Generalmente, los blogs sirven para hablar de las películas que has visto. Sin embargo, me parece aún más interesante hablar por una vez de una película que no puedo ver. Un título maldito, no porque haya sido dirigido por un Jess Franco o un Iván Zulueta, sino porque el destino me ha castigado con la imposibilidad de disfrutar de él.

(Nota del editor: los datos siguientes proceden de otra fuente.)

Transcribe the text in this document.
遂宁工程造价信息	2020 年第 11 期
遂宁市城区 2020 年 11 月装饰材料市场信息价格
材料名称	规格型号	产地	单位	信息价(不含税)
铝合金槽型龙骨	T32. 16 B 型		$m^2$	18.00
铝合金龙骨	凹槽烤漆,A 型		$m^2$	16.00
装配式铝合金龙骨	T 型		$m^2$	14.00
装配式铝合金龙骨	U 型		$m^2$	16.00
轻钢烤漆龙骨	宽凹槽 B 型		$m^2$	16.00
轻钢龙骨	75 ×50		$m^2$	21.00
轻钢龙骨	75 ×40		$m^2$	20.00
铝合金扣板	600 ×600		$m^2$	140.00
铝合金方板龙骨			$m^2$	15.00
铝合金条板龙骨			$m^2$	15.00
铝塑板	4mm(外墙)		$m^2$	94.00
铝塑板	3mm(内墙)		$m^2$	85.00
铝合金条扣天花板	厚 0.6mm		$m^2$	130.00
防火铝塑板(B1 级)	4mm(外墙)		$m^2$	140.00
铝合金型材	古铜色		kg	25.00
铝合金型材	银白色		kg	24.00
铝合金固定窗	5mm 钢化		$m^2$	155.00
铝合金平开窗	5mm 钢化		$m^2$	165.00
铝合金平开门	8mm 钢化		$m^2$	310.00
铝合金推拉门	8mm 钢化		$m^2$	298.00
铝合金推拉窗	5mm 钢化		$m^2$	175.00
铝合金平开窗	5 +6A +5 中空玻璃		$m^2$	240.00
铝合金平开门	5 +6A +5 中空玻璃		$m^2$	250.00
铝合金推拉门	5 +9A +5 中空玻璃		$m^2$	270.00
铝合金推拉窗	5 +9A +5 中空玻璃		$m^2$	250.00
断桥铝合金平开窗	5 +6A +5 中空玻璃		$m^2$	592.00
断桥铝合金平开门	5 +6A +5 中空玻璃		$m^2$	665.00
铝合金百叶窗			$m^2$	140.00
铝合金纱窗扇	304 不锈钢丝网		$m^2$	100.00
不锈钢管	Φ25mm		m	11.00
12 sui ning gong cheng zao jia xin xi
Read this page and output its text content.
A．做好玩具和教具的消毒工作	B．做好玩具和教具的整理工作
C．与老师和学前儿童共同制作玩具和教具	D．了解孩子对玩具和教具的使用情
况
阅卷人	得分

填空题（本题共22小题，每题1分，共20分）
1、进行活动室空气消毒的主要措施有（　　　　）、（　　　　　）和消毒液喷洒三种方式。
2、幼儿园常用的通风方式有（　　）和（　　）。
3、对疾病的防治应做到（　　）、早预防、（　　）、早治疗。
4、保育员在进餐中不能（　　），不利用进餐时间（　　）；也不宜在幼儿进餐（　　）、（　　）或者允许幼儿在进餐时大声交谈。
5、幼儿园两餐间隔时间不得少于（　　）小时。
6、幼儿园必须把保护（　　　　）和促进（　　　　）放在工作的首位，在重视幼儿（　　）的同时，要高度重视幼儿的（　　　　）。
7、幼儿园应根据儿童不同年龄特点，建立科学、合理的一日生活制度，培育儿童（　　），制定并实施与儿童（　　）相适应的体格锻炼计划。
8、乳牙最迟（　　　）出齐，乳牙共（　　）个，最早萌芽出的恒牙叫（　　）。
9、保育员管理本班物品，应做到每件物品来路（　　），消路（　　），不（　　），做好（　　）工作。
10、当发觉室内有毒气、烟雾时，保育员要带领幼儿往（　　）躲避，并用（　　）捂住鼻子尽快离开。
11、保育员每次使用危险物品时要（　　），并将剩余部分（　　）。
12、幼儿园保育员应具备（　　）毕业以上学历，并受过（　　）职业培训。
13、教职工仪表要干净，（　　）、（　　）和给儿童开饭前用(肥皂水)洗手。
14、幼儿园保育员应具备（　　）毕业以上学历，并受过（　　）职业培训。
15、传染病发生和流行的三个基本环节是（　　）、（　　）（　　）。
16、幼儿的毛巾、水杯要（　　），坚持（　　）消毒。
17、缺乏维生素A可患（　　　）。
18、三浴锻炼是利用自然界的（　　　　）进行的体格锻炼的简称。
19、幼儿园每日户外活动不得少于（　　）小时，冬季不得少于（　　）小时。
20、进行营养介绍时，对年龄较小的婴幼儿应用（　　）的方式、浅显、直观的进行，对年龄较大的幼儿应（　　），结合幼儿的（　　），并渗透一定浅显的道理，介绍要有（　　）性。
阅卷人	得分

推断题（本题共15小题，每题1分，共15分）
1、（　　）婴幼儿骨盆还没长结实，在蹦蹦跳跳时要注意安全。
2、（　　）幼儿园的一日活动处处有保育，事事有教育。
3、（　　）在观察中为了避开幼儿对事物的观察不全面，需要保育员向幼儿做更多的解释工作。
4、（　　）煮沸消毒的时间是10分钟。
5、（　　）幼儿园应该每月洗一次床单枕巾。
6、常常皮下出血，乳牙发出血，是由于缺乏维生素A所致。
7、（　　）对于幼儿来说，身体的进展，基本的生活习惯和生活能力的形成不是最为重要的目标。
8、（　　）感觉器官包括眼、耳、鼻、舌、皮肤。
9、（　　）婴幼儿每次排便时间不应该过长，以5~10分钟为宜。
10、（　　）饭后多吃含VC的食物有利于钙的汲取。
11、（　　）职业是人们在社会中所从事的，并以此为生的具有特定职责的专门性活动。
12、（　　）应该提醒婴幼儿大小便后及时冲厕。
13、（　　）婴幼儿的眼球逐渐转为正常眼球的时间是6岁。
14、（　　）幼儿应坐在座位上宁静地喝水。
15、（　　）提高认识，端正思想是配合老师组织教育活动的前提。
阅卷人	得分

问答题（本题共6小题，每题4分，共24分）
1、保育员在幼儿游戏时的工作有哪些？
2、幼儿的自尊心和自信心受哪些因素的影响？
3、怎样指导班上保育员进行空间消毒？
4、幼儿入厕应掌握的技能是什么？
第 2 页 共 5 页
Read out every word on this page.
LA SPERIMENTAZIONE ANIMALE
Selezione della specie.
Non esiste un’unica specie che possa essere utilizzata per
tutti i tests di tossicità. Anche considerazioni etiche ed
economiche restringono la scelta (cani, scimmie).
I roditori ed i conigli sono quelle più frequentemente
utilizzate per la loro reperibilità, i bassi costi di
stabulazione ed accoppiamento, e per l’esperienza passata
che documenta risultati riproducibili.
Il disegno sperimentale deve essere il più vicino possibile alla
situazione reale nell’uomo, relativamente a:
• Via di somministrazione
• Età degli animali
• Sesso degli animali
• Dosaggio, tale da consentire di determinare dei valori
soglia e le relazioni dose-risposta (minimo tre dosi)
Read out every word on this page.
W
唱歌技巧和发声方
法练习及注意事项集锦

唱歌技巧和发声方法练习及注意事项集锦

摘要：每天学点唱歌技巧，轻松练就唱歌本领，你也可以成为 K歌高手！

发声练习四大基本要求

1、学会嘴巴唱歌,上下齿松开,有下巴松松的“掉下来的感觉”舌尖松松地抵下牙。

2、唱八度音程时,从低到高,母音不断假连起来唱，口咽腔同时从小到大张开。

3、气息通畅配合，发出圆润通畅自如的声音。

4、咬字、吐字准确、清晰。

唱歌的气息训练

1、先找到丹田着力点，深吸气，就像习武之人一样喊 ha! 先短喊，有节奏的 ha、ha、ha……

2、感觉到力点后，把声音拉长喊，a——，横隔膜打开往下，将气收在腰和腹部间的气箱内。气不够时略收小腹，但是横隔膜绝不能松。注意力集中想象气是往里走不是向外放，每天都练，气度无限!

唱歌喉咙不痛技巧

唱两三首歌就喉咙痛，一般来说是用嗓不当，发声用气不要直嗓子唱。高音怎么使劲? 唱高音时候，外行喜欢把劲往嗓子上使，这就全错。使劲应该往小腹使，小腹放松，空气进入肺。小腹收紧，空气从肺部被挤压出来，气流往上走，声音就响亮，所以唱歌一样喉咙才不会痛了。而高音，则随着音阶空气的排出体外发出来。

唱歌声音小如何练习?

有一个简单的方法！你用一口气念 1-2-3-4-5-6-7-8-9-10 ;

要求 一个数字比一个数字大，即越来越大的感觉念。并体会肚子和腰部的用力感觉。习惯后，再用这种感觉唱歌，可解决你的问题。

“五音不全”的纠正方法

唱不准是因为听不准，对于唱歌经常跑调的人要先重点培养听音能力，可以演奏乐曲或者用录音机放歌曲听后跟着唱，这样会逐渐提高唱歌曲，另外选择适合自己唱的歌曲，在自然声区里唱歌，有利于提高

El primer día que intenté ver "Quemar después de leer" fue el que me supuso una mayor decepción. Me sentía exultante porque había podido arreglar todo para poder gozar, como sólo se goza de un eclipe solar o de un centenario, de una tarde de cine. Sin embargo, cuando me disponía a salir de la oficina, fui requerido por mi jefa, y este pequeño gran imprevisto motivó que me plantara en los Renoir cuando la película llevaba 10 minutos de proyección. No hace falta recordar que mi religión me prohibe perderme un sólo fotograma.
El segundo día, nada hacía presagiar la catástrofe. Me encontraba en una pequeña y encantadora ciudad de provincias inmune a las colas y a las aglomeraciones, y la confianza me hizo plantarme en la taquilla cinco minutos antes. Con terror me encontré con que sólo quedaban dos butacas libres, y mi religión (amén de mis cervicales) también me prohibe ver una película en la primera fila.
Por último, la tercera vez, y perdón por el tópico, no fue la vencida. Había vuelto a conseguir convertir el agua en vino, multiplicar los panes y los peces y poner el mundo del revés para tener la tarde libre cuando, de pronto, emergió en mi agenda uno de esos compromisos desconocidos para mí hasta hace bien poco: el cumpleaños de un amigo de mi hijo. Mi religión no dice nada acerca de estas celebraciones, pero sí que me prohibe ser un capullo, así que se esfumó la posibilidad de disfrutar (o no) con lo último de los Coen.
Sé que tarde o temprano, acabaré viéndola, pero a día de hoy, "Quemar después de leer" se alza ante mí enorme e imponente como un Kachenjunga o un Annapurna del que hubiera salido rebotado por cualquiera de sus caras.